時代遅れのお上りさんのような見てくれをしており、押しが強い行動派。

硬軟左右が渾然一体のゆるい組織であるため、どこかに利益が集中するような要求はないが、圧倒的な数を武器に学生の生活向上に邁進している。

かつてはフレオの支持母体だった。


ヴェル

ルネをプラッドから守るために、ファンシャの奇策に動員されたウニベルシタス会員の一人。

柔らかい物腰で人当たりがよく、誰にも丁寧に接する。

行動をともにするうちに、つむじ以外親しい友人のいなかったルネも打ち解けていく。

ヴェーダの補佐官の一人でもある。


山風やまじ

嵐の忍者衆の一人。

つむじの動きを追跡している。

大体障子の向こうにいて、姿を見せない。


黒青シイ

嵐の忍者衆の一人。

補佐官として表立って行動している。

嵐には立場を超えて厳しい言葉を投げかける。


チョコ

カルマが隷下に置いているとされる、カーミラの一人。

ルーほどではないものの小柄で、見るからに子供のような姿だが、ブランをも凌ぐ極めて高い運動能力を有する。

かつてブランの同門として剣術を学んでいたが、カルマの眷属に堕したため免許皆伝には至らなかった。

知恵もよく働くがとにかく自制心に乏しく、金を使い込んだり好物に釣られたりする。

鏡に映らないため寝癖が直せない。


ハル

カーミラの一人。

チョコとは別な指令を受けており、つむじを追跡する嵐を遠ざけるため、祭りの屋台に火を放つ。

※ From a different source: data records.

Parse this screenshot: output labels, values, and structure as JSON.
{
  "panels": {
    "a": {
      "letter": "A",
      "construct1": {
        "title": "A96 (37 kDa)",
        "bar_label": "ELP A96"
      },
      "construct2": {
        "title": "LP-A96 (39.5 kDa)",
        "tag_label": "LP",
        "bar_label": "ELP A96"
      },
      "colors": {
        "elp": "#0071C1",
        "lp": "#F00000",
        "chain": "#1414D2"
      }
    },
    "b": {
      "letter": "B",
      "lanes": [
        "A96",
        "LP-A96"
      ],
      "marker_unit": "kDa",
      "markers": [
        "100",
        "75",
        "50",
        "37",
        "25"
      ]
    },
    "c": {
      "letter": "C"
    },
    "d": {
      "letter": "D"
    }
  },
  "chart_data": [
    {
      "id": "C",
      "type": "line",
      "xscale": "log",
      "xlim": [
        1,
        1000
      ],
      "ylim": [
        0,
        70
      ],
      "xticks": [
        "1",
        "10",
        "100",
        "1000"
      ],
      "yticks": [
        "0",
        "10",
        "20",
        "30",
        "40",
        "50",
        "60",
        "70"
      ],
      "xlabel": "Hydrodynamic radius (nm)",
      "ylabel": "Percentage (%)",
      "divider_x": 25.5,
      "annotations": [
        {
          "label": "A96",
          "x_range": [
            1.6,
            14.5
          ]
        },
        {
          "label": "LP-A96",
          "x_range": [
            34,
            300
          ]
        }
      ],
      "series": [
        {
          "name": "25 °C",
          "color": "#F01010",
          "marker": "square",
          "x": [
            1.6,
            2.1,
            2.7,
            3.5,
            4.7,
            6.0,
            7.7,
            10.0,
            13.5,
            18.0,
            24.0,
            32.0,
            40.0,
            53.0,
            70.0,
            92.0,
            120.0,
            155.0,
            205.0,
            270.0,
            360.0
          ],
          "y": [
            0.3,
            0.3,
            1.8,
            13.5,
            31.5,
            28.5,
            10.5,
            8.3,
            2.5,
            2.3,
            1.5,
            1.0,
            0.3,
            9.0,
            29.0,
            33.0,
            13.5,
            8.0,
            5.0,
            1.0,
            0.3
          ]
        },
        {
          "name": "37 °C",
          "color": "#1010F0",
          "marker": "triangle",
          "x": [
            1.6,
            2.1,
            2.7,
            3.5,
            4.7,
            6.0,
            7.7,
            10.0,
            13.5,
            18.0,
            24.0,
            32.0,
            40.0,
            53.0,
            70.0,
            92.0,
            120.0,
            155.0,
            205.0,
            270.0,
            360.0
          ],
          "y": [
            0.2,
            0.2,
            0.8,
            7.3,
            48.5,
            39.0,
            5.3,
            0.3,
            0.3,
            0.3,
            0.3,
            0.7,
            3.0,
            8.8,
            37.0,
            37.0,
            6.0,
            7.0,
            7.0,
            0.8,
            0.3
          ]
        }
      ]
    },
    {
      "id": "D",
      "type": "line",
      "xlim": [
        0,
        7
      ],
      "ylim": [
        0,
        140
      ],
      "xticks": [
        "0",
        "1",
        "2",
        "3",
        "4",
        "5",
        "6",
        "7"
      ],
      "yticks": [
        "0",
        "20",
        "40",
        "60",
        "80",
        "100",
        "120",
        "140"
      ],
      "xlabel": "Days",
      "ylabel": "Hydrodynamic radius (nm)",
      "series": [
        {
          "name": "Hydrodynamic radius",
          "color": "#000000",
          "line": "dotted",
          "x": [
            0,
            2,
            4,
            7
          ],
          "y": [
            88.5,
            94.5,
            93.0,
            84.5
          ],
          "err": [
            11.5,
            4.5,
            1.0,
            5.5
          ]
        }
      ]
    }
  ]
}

度々挑発的につむじの前に姿を表すが、人相は確認されていない。

指令を遂行するためには強硬な手段も厭わない。


温室の女の子

小路を分け入ったところにある温室で寝起きしている、小さい女の子。

見た目とはかけ離れた大人びた物言いをする。

つむじの力に依らず過去の記憶を持っており、数少ないテレビの話題が通じる相手。

白い狼と同居?しているが、飼っているわけではない。

しょっちゅう外に出かけているらしいが、温室の外で出会うことがない。


白くて大きい。

野犬と間違われて町の住民に警戒されていたが、対処を頼まれたつむじに制服のタイを与えられ、飼い犬と認識されるようになった。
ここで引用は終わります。